Надеюсь, ты не обидишься, дорогой Гуидо, и постараешься понять мою реакцию и мою горечь. У них глубокие корни, и обусловлены они той абсурдной позицией, которую при выходе каждого моего фильма всегда занимает критика, как дружественная, так и враждебная. Более того, я надеюсь, что знакомство с «Днями любви» как раз и даст повод тебе, в настоящее время самому интересному критику Италии, начать тот разговор, о котором я тебе говорил. «Дни любви» для меня очень важный фильм, и мне доставит большое удовольствие обсудить его вместе с тобой.
Как обычно, новизны этого фильма, его сущности, стиля пока никто не понял. Самому мне кажется, что он вовсе не восходит, как все безосновательно утверждали, к «Двум грошам надежды» и к «Хлебу, любви и фантазии»1, но начинает свою небезынтересную хотя бы в общекультурном отношении линию в итальянском кинематографе.

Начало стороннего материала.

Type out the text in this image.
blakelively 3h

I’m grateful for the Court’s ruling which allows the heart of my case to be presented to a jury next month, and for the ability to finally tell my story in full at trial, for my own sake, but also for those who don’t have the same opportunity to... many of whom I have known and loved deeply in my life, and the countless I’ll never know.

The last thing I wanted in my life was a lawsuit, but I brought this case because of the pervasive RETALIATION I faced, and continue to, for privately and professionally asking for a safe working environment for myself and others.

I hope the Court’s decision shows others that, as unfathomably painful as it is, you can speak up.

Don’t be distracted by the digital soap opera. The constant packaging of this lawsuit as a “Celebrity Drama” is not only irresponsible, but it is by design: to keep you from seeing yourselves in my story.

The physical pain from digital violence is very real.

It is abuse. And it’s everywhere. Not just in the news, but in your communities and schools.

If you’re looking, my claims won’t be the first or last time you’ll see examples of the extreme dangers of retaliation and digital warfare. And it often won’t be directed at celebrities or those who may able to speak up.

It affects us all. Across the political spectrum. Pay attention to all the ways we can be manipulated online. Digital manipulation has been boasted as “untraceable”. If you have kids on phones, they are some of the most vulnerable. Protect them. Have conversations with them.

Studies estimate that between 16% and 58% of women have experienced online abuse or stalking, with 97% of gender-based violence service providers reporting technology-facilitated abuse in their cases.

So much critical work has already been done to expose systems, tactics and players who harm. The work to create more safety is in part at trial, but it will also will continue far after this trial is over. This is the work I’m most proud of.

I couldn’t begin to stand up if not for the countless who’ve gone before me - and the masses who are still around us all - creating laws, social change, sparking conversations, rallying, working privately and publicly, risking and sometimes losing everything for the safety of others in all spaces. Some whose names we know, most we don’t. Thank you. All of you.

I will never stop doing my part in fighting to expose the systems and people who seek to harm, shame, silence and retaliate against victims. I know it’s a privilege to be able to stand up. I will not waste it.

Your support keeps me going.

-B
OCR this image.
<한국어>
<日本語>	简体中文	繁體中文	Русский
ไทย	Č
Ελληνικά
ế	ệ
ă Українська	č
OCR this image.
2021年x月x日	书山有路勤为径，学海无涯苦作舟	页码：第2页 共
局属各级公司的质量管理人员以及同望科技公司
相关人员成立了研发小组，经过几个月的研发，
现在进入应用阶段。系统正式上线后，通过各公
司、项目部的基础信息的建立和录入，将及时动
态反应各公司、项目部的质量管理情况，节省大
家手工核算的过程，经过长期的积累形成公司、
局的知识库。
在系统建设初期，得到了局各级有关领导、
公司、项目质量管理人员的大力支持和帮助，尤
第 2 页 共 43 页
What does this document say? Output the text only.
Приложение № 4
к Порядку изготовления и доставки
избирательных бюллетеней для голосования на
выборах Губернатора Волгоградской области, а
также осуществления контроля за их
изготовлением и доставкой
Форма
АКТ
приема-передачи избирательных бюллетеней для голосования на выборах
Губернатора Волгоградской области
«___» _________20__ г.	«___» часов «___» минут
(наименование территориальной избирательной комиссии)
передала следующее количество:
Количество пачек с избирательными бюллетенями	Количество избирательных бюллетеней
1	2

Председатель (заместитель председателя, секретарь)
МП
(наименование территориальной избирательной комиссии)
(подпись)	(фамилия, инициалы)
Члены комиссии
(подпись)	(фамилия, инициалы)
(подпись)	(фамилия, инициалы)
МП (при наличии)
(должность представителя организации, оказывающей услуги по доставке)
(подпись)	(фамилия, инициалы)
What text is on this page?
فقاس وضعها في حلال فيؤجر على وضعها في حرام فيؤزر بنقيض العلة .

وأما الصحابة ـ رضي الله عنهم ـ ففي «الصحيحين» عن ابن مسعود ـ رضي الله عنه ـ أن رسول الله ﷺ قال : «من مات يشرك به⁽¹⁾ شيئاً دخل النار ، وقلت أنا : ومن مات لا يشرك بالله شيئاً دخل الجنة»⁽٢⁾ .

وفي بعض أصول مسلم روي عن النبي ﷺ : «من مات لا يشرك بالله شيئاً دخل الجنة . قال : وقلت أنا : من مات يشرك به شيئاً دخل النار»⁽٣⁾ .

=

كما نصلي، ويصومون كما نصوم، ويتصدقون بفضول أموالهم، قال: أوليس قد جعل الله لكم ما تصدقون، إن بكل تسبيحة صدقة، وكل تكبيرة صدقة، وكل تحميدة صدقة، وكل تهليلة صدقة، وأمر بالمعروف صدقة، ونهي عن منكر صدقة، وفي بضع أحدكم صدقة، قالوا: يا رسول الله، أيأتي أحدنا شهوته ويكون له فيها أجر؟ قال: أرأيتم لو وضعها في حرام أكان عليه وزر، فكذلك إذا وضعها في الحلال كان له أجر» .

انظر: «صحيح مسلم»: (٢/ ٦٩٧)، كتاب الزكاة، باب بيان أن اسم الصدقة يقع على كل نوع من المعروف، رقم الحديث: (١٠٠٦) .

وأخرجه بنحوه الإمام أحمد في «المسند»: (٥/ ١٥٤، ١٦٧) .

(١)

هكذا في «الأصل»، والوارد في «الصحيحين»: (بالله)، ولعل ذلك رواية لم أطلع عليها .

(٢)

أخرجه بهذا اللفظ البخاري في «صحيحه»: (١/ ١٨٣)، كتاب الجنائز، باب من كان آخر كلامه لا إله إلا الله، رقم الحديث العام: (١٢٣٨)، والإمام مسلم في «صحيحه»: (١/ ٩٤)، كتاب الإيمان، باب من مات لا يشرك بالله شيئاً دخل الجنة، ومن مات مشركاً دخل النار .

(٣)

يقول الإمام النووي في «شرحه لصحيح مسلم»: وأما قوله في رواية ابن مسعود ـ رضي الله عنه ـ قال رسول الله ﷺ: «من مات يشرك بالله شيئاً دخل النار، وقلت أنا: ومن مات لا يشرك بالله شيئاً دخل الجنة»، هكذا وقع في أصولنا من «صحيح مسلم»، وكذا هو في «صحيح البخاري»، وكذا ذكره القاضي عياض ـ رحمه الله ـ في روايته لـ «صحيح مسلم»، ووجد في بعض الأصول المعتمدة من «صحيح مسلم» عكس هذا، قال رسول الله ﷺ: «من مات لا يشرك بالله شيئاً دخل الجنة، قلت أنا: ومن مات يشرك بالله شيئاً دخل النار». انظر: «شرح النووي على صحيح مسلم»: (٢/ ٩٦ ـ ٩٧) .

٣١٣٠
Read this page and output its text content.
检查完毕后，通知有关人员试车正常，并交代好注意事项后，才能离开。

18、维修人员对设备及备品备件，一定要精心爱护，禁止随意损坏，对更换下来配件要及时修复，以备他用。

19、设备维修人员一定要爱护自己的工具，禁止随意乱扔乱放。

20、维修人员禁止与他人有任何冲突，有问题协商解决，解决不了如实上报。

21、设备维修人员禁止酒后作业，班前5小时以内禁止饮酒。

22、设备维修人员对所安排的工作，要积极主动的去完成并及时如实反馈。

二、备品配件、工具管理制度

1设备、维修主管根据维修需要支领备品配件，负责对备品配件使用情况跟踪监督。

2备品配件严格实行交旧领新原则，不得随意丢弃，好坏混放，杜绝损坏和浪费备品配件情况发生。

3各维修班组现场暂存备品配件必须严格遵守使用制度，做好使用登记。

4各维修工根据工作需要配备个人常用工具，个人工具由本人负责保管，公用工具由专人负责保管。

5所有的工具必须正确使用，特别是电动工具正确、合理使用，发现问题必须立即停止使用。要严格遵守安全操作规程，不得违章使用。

«Дни любви» отличаются от двух других даже «чисто внешне». Мой фильм использует приемы комедии дель арте и оперы-буфф, от которых заимствует сами ритмы, интонации, игру недоразумений, тогда как два других порождены «эксцентрической хроникой», «туристическим видением» жизни или «пейзанством» (хотя фильм Кастеллани в художественном отношении и имеет, по-моему, свои любопытные стороны). Кроме того, достаточно напомнить еще об одном обстоятельстве: главные действующие лица «Двух грошей надежды» — это безработный, с явными признаками рабочего-ремесленника, и юная дочь самого настоящего ремесленника. А это такое социальное положение и такие психологические типы, которые совершенно противоположны положению и характеру моих всегдашних героев — крестьян, живущих на земле и благодаря земле, с их здравым смыслом, хитростью, приверженностью к «вещному», с желанием жить да радоваться, хорошо ли плохо ли, лишь бы жить себе дальше, не давая себя заманить в те западни, которые на каждом шагу расставляет это общество.
Вместо этого всплыла такая терминология, как «сельская идиллия», «деревенский набросок», «сатирические зарисовки» и тому подобная ерунда, составляющая обычную фразеологию нашей критики всякий раз, когда она сталкивается с фильмом, действие которого происходит в деревне, среди крестьян, на фоне красивого пейзажа. Есть формализм в искусстве, но есть он и в искусствоведении, и это такой враг, с которым, по-моему, нужно вести столь же наступательную и твердую борьбу, как и с другими видами формализма. И нужно остерегаться, чтобы формалистическая критика не проникла в наши ряды, как это, по-видимому, часто случается.
Не думаю, чтобы я заблуждался относительно всего этого, еще и потому, что у меня это давно превратилось в своеобразный пунктик: я считаю, что вся путаница критики, даже когда она добросовестна, происходит оттого, что она слишком привыкла валить всех в одну кучу и почти никогда не умеет глубоко разобраться в особенностях личного склада и идеологии разных художников и, даже пытаясь это сделать, выбирает ошибочную дорогу и неверный путь.
Ты знаешь, что я, например, как художник стремлюсь создавать фильмы, которые закладывали бы основы или подкрепляли ту традицию, что можно видеть у Грамши, когда он справедливо призывает к национально-народному подходу к проблеме содержания и языка, которым это содержание должно быть выражено. Значит, и судить обо мне нужно, на мой взгляд, исходя из этого стремления. А не швырять мне всякий раз в лицо обвинения в «зрелищности», «эротизме», «даннунцианстве», «формализме» и тому подобных «измах», которые и составляют основу предвзятой критики и общих мест в суждениях о моей работе, так же как и основу других предвзятых суждений и общих мест в критических исследованиях, посвященных работе других режиссеров. Я называю «предвзятыми суждениями» и те, которым удалось создать в нашем кино ряд «ценностей», какие, как мы еще когда-нибудь поймем, являются псевдоценностями, и нагородить «мифы», которые не сегодня завтра рухнут с такой же легкостью, с какой были созданы.
Не кажется ли тебе, дорогой Гуидо, что сегодня вся критика, я хочу отнести сюда и критику «боевую», живет этими «предвзятостями»; она раздавлена, запугана, связана ими и еще и не приступала к подготовке переломного момента, необходимого и обязательного для рождения нового, более строгого и современного метода критического исследования, стоящего на уровне нашего времени и новых философских течений, которые появились на идеологическом рынке у нас в Италии после войны.